The curability of some forms of leukemia and lymphoma, testicular carcinoma and some other malignancies may be related to the capacity of the cancerous cells to undergo apoptosis following chemotherapy. This has fueled the notion that induction of apoptosis should be a primary goal of cancer therapy. While the mechanism of growth arrest by common chemotherapy drugs is fairly well understood, many questions remain regarding the mechanisms of chemotherapy-induced cell death. The current state of knowledge concerning chemotherapy-induced apoptosis will be discussed by Dr Solary (France).

Caspase activation and the progression of apoptotic events can be regulated on multiple levels by members of the Bcl-2 protein family and by kinases including Bcr-Abl. The role of post-translational modifications of Bcl-2 family members in the regulation of resistance to chemotherapy, however, remains somewhat disputable.
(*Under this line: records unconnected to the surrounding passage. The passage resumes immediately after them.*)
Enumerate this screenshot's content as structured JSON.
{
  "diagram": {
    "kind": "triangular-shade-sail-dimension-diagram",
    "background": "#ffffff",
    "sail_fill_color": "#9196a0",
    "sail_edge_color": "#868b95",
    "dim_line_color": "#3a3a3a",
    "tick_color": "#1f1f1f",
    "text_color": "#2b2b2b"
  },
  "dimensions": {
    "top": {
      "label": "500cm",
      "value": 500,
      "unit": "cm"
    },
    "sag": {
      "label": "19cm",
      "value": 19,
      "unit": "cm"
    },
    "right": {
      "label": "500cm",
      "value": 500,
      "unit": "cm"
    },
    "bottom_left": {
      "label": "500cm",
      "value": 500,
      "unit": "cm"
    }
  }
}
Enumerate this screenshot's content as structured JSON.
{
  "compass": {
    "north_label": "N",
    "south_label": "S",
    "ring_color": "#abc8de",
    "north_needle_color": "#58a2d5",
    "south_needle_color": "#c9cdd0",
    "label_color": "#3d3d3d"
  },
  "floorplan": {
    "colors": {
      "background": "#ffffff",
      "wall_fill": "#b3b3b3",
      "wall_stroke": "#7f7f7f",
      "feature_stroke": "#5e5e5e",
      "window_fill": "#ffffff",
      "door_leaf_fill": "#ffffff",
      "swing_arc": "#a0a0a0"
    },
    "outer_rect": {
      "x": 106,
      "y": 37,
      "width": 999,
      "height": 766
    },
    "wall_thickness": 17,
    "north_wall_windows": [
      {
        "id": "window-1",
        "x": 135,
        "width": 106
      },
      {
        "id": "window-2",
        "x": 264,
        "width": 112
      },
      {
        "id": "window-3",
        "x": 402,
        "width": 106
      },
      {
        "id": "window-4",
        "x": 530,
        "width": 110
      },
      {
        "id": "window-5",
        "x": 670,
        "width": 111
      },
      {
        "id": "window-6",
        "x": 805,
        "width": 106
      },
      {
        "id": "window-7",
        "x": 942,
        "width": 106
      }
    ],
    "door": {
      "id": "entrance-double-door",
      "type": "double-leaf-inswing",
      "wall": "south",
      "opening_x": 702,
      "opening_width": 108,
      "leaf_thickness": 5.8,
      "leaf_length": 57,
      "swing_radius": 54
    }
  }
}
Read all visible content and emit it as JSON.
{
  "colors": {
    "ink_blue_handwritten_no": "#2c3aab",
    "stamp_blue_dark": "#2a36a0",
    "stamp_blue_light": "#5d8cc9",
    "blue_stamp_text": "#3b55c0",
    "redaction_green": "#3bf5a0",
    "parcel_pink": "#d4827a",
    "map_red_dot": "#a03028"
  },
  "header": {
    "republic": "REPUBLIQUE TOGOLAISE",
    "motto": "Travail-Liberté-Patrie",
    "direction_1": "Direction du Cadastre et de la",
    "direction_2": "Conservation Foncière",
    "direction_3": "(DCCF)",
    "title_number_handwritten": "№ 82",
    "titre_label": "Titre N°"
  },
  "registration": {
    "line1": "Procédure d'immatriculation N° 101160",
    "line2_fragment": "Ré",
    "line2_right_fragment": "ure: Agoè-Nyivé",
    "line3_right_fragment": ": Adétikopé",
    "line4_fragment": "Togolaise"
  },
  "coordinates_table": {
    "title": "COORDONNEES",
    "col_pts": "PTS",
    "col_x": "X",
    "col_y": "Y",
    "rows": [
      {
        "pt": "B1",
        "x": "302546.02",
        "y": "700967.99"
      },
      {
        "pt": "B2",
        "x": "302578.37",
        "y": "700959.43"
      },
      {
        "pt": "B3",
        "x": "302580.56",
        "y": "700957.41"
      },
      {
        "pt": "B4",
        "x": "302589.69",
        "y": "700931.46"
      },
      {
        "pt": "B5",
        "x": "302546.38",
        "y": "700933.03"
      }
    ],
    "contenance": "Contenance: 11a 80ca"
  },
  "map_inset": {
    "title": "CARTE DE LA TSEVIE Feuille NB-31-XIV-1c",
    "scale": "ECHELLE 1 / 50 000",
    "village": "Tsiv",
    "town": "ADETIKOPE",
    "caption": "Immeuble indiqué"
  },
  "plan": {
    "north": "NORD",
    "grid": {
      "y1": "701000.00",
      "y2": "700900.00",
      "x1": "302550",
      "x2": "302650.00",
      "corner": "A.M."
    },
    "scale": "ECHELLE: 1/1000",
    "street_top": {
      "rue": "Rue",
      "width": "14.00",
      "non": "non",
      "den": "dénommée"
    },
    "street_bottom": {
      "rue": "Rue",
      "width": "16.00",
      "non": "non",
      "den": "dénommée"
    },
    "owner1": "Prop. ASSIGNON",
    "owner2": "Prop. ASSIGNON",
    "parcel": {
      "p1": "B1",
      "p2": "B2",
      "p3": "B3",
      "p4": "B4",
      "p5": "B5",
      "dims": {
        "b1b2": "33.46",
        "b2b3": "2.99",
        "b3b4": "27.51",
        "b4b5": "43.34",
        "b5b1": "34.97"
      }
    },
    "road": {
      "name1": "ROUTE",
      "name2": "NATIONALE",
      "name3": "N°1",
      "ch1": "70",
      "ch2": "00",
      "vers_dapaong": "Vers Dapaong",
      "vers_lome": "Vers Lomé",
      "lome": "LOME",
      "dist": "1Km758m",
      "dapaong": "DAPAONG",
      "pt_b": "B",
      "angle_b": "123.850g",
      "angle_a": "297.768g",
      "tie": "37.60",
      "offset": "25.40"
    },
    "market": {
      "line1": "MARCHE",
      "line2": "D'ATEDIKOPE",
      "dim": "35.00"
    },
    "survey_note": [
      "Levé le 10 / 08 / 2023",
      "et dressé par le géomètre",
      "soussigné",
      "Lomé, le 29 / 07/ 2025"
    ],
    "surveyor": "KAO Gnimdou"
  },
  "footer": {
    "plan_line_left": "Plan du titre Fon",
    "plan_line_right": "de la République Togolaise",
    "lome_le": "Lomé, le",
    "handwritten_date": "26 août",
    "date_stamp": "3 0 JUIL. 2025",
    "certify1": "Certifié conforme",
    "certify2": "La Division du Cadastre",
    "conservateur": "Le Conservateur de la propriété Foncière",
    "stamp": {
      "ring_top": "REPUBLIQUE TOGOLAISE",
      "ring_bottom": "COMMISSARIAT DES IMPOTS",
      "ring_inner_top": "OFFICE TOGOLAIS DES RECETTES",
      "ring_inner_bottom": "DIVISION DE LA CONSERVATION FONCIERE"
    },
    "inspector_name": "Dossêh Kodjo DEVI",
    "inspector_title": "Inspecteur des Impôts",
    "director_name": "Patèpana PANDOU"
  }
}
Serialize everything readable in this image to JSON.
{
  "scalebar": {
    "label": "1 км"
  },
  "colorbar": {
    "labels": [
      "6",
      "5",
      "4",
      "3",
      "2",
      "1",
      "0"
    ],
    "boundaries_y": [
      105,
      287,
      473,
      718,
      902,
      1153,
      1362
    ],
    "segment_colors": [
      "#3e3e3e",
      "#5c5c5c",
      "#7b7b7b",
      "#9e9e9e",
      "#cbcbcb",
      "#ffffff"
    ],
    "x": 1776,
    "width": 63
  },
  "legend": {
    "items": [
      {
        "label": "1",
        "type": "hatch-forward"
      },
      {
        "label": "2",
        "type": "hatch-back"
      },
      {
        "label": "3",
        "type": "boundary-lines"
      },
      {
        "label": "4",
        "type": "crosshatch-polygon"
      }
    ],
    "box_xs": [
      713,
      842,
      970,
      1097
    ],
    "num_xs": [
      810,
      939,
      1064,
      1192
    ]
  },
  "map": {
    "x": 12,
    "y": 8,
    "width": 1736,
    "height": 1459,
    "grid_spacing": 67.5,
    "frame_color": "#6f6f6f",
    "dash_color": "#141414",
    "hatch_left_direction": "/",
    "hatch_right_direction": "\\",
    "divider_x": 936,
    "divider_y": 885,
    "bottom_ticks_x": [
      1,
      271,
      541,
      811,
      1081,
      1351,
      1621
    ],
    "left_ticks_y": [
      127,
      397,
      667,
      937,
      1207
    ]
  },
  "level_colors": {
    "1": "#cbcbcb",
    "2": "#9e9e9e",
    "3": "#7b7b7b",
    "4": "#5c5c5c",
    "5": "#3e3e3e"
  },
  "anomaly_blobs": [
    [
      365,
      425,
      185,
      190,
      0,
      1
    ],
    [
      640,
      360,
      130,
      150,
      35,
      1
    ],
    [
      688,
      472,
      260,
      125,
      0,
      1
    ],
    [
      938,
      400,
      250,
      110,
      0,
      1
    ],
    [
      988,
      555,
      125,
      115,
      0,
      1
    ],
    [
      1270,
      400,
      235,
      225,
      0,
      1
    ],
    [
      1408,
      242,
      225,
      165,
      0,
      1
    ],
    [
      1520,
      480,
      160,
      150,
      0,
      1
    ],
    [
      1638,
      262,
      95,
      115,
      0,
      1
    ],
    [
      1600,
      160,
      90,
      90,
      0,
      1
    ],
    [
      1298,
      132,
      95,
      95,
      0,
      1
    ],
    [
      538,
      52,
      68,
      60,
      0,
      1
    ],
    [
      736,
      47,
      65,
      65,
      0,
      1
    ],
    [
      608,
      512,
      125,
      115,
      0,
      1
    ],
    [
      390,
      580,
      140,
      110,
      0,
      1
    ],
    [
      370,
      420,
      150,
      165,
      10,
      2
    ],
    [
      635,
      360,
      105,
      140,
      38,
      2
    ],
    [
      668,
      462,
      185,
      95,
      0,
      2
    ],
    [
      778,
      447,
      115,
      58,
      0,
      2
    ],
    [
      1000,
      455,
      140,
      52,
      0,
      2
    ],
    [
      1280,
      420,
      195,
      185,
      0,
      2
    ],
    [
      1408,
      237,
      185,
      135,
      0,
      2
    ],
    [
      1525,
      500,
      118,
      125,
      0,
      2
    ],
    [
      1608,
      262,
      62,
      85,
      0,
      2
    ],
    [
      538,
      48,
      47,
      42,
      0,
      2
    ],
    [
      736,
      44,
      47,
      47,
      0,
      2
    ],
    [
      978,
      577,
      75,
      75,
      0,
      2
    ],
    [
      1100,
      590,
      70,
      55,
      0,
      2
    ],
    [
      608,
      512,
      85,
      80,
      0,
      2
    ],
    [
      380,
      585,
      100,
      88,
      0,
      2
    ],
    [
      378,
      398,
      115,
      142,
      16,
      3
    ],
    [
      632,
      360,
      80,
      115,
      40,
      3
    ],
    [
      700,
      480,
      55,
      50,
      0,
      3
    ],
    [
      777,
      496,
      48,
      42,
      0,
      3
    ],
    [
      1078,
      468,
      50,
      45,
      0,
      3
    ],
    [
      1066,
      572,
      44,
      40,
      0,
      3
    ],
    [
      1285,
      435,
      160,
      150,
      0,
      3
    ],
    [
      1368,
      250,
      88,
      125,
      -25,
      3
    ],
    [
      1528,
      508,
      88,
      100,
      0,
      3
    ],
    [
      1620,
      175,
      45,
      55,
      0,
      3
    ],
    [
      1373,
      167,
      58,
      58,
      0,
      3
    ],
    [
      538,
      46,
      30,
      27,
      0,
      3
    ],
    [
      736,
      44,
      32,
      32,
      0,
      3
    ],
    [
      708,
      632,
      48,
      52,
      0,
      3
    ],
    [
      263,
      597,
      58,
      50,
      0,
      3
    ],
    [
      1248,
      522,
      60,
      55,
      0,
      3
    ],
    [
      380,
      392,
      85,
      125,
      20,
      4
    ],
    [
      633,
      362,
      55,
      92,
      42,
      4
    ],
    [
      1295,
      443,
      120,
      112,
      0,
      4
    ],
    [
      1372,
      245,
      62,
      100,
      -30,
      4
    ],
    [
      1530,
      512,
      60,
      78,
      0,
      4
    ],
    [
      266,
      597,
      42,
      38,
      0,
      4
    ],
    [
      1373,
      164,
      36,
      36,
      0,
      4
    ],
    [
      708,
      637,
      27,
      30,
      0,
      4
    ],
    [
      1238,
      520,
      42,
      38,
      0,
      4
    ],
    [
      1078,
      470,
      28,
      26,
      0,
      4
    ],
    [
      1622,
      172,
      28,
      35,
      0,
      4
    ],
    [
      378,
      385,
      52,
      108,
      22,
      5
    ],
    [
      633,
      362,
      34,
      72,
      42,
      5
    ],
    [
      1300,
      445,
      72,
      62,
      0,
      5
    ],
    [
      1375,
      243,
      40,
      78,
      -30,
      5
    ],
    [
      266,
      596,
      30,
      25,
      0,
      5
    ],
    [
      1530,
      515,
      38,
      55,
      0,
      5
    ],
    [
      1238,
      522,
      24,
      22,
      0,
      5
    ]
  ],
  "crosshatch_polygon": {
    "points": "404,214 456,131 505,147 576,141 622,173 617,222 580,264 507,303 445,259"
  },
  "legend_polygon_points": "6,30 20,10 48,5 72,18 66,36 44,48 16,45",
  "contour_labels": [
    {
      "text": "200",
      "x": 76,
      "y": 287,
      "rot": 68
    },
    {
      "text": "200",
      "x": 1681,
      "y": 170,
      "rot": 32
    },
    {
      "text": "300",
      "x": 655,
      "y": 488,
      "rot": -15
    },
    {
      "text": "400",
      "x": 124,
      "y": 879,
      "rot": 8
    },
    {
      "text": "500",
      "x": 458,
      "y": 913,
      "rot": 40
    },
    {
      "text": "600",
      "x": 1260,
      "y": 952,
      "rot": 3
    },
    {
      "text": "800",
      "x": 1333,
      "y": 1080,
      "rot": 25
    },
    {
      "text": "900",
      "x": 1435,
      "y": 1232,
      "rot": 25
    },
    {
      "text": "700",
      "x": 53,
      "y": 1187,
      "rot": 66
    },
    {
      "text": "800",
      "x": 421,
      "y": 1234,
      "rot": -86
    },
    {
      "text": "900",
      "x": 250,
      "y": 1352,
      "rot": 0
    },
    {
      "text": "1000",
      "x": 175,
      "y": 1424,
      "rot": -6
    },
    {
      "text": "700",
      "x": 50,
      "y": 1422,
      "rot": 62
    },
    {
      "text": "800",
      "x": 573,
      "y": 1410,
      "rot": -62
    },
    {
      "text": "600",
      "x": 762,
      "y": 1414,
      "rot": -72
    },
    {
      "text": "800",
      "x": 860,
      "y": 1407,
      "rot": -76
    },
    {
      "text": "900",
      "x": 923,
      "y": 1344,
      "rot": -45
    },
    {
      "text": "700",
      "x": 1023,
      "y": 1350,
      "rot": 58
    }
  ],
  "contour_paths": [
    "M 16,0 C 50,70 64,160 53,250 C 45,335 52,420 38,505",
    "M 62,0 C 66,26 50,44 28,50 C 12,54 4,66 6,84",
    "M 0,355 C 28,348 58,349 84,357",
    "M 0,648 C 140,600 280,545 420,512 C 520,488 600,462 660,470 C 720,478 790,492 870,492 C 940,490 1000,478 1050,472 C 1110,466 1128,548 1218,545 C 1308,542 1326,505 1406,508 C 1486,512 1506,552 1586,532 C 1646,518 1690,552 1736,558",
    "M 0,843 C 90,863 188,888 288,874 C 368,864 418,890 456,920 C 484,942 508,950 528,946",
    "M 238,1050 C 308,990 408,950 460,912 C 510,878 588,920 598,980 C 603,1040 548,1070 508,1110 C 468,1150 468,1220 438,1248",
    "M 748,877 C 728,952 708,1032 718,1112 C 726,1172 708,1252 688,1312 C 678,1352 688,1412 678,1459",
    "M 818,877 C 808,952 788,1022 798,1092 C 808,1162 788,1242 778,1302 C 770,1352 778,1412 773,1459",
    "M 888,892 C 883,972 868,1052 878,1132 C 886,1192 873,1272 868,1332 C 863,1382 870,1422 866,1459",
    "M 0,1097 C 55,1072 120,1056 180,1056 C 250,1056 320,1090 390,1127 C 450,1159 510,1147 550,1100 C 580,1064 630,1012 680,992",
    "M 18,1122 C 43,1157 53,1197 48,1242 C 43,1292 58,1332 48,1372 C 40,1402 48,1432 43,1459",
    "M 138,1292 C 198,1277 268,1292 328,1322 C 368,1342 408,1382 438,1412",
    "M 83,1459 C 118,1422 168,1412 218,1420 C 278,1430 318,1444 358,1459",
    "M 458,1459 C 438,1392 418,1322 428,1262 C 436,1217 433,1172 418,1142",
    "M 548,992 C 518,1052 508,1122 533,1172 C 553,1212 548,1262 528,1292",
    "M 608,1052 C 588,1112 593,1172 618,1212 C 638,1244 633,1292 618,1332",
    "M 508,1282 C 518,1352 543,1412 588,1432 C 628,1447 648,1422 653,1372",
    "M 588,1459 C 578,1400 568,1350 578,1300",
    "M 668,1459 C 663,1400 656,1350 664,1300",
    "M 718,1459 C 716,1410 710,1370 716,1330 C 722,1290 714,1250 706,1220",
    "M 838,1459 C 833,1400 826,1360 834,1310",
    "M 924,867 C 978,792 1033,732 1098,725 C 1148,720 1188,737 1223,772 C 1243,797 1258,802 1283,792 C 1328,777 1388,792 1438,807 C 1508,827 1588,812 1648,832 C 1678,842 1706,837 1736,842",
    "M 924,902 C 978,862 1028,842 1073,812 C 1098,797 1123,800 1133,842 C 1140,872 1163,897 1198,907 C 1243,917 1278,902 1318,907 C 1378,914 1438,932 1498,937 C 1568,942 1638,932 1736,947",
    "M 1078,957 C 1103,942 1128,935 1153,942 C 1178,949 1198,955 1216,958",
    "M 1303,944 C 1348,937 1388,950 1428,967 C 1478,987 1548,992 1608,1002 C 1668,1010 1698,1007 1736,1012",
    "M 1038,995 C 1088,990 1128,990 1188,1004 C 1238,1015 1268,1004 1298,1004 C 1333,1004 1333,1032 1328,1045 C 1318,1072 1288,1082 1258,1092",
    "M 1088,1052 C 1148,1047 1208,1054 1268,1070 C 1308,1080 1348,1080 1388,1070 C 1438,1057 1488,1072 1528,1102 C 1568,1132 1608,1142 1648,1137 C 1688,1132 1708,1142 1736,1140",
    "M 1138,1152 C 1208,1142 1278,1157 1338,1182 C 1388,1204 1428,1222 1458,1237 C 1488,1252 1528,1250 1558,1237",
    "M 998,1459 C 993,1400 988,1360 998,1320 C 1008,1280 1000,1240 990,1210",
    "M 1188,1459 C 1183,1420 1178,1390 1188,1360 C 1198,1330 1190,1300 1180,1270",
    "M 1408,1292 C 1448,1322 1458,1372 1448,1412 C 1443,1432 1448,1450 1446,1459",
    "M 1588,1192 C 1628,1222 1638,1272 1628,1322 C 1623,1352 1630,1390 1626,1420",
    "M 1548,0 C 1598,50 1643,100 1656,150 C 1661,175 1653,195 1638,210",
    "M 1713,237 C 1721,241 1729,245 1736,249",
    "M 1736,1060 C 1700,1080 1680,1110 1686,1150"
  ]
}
The review on anti-apoptotic oncogenes and regulation of progression of apoptosis caused by anti-cancer drugs will clarify important issues pertaining to the topic of regulation of chemotherapy-induced apoptosis.

An increased knowledge of apoptosis signal transduction pathways should lead to the development of novel small molecules which target these pathways. Recent studies have shown that drugs such as the kinase inhibitor flavipiridol, UCN-01, proteosome inhibitors, PS-341, are very potent inducers of apoptosis. These and other experimental therapeutics which are currently in clinical trials will be discussed in the review by Dr Senderowicz (USA).

Apoptosis can result from caspase activation following treatment with chemotherapy drugs or following stimulation of cell surface death receptors. Leukemic cells often originate from cells that are sensitive to death ligands such as FasL, TNF and TRAIL, partially explaining the apoptosis-prone phenotype of these cells. Importantly, it appears that death receptors and death ligands may be regulated by p53 and by DNA damaging drugs, and both p53 and drugs may induce common downstream pathways with positive feedback loops. The relationship between death receptors and p53-dependent pathways activated by DNA damage will be discussed in the following review by Drs Saaed Sheikh and Fornace (USA).

Other studies have shown that nitric oxide interacts with apoptosis pathways and can decrease or increase sensitivity to apoptosis, depending on a number of factors. The expression of nitric oxide synthetase in leukemic cells and the anti-apoptotic activity of nitric oxide will be reviewed by Dr JP Kolb (France).

Lastly, resistance or sensitivity to apoptosis is also determined by the activity of cellular kinases. As the best known example, Bcr-Abl may determine resistance to chemotherapeutic drugs by affecting cytochrome C/caspase-9 activation. Recent advances concerning the action of other kinases as negative or positive regulators of apoptosis will be discussed in the review by Drs RA Franklin and JA McCubrey (USA). Cellular kinases and phosphatases participate in signaling cascades that influence this process. In particular, this review will discuss the ability of the CaM-kinases, IkB kinases, PI3-kinases, and the MAP kinase signaling pathways (ERK, JNK and p38), to influence apoptotic processes in hematopoietic cells.

As we continue to increase our understanding of apoptosis pathways and regulation, we can anticipate the development of novel therapeutics targeting apoptotic mechanisms. Such therapies should prove useful in the treatment of a variety of different cancers, including leukemias and lymphomas. Moreover, it should become possible to more successfully combat neoplastic diseases which have become apoptosis-resistant, and hence, drug-resistant.